そういうわけで、俺はカレーを頼み、ニーカは三種の酒をすこしずつとお任せコースを頼んでいる。
今日のお任せコースは日本食なので、お酒も日本酒三種らしい。
意外とニーカは酒を吞む。いろんな酒に強いが、量は飲めないようで、必ず何種かのお酒を頼んでいる。

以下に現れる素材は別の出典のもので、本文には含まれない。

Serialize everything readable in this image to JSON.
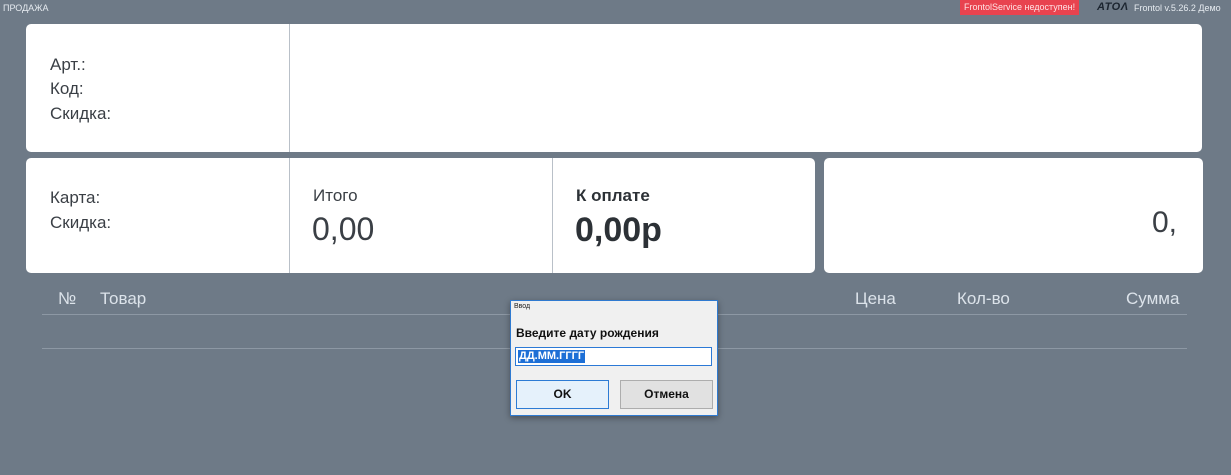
{
  "topbar": {
    "mode": "ПРОДАЖА",
    "warning": "FrontolService недоступен!",
    "logo": "ATOΛ",
    "version": "Frontol v.5.26.2 Демо"
  },
  "item_panel": {
    "article_label": "Арт.:",
    "code_label": "Код:",
    "discount_label": "Скидка:"
  },
  "card_panel": {
    "card_label": "Карта:",
    "discount_label": "Скидка:"
  },
  "totals": {
    "total_label": "Итого",
    "total_value": "0,00",
    "pay_label": "К оплате",
    "pay_value": "0,00р"
  },
  "display": {
    "value": "0,"
  },
  "table": {
    "columns": [
      "№",
      "Товар",
      "Цена",
      "Кол-во",
      "Сумма"
    ]
  },
  "dialog": {
    "title": "Ввод",
    "prompt": "Введите дату рождения",
    "input_value": "ДД.ММ.ГГГГ",
    "ok_label": "OK",
    "cancel_label": "Отмена"
  }
}
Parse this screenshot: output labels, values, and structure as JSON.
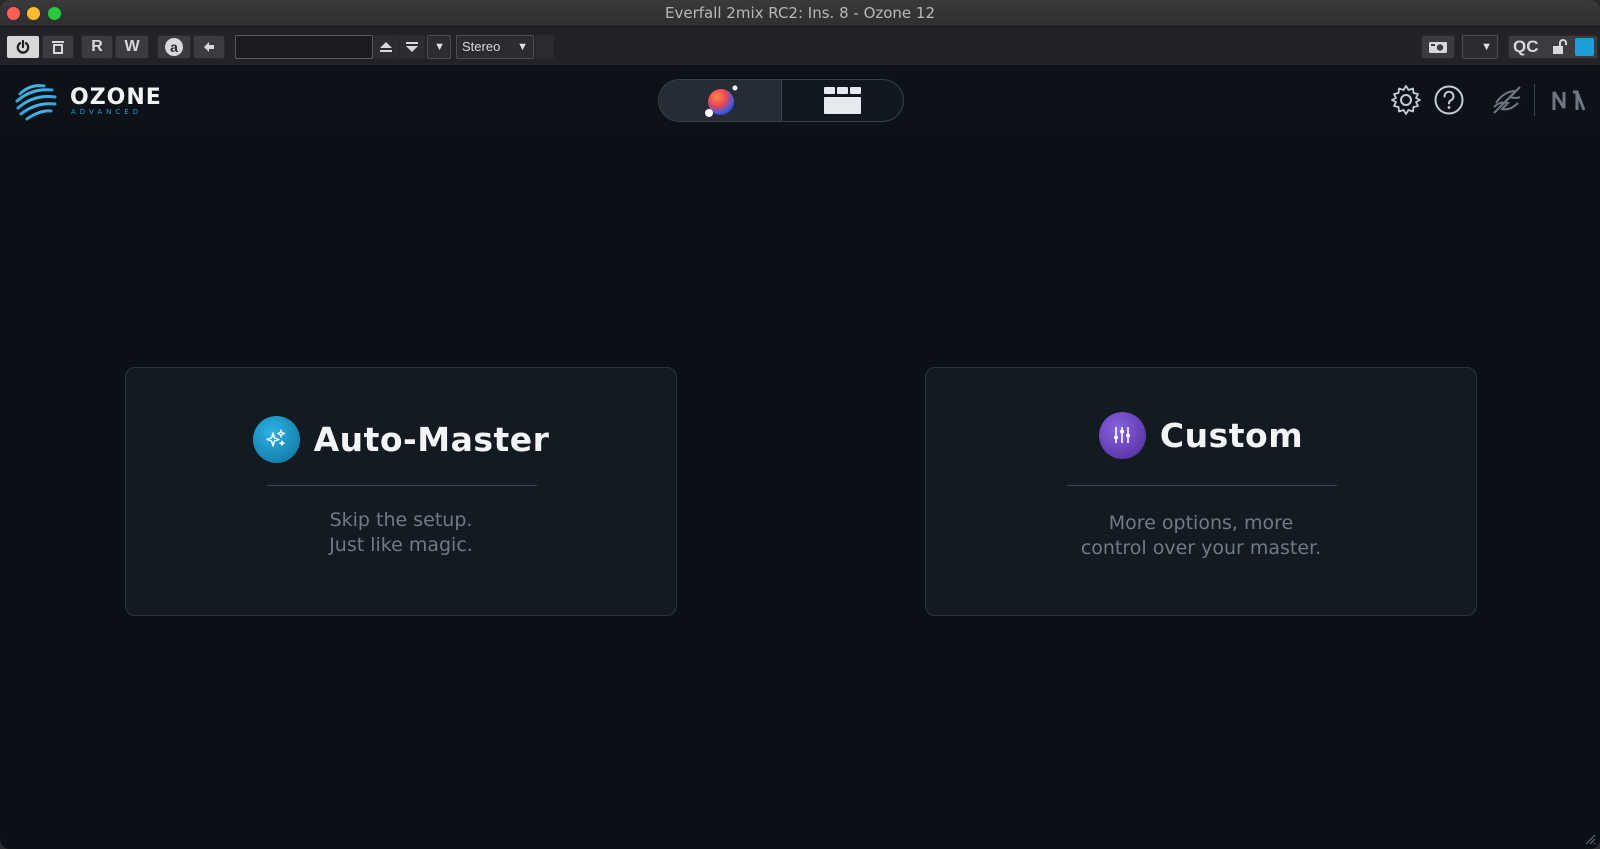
{
  "window": {
    "title": "Everfall 2mix RC2: Ins. 8 - Ozone 12"
  },
  "host_toolbar": {
    "read_label": "R",
    "write_label": "W",
    "auto_label": "a",
    "preset_value": "",
    "channel_mode": "Stereo",
    "compare_label": "QC",
    "accent_color": "#1a9fd6"
  },
  "plugin_header": {
    "logo_text": "OZONE",
    "logo_subtext": "ADVANCED",
    "modes": [
      {
        "name": "assistant",
        "icon": "orb-icon",
        "selected": true
      },
      {
        "name": "modules",
        "icon": "modules-grid-icon",
        "selected": false
      }
    ],
    "right_icons": [
      "gear-icon",
      "help-icon",
      "izotope-logo-icon",
      "ni-logo-icon"
    ]
  },
  "cards": [
    {
      "title": "Auto-Master",
      "icon": "sparkle-icon",
      "color": "#1a95c7",
      "description": [
        "Skip the setup.",
        "Just like magic."
      ]
    },
    {
      "title": "Custom",
      "icon": "faders-icon",
      "color": "#6a44b8",
      "description": [
        "More options, more",
        "control over your master."
      ]
    }
  ]
}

「へい、カレーと、今日はおまけでハンバーグのっけてやんよ」
「うほぁーうっまそー」

ふたりでいただきます、と手を合わせ、がつがつと食べはじめる。


ぴりっと聞いてるスパイスに、ごろごろジャガイモがほくほくで、臭みがしっかりとれたにんじんが少し甘さを分けてくれる。
そこに油分たっぷりなハンバーグの肉厚が重なって、たまらなく幸福感に包まれる。

「ほぉあ〜…うっめえええ」
「ハンガーグ入り、はじめてみた。ひとくち拝借」

ほれ、とスプーンで掬って差し出してやれば、少し面食らったような表情をするニーカ。
くわねえの?と聞けば、勢いよくはぐっと口に含む。

「ん、うまい」
「だろ?」

じゃ、じゃあ。とニーカが今度は芋の煮っ転がしを差し出してくる。
ぱくつけば、鳥みたいだなと言うモンで、誰が鳥頭だ、と返してやった。

「バカか?」
「あん?」
「ほれもうひとくち」
「ぁむ」

「ほら、鳥みたい」

「親鳥のえさやりかよ!」





「っはー…美味かったー」
「だね」


ごちそうさま、と手を合わせるころにはだいぶ客も入って賑やかになっている。
次の店どうするよ? と聞けばダイナーに行こう。と端末を眺めながら言う彼女。

「ダイナーかぁ、そういやいままで通りはするけど入ったことねーなぁ」
「おいしいよ。職場のメンバーもよく行くし」


ほー。そうなのか。と聞けば、お店の店員さんも感じがいいとか。
そりゃいかねーとなと笑えば、そうだな、と笑った。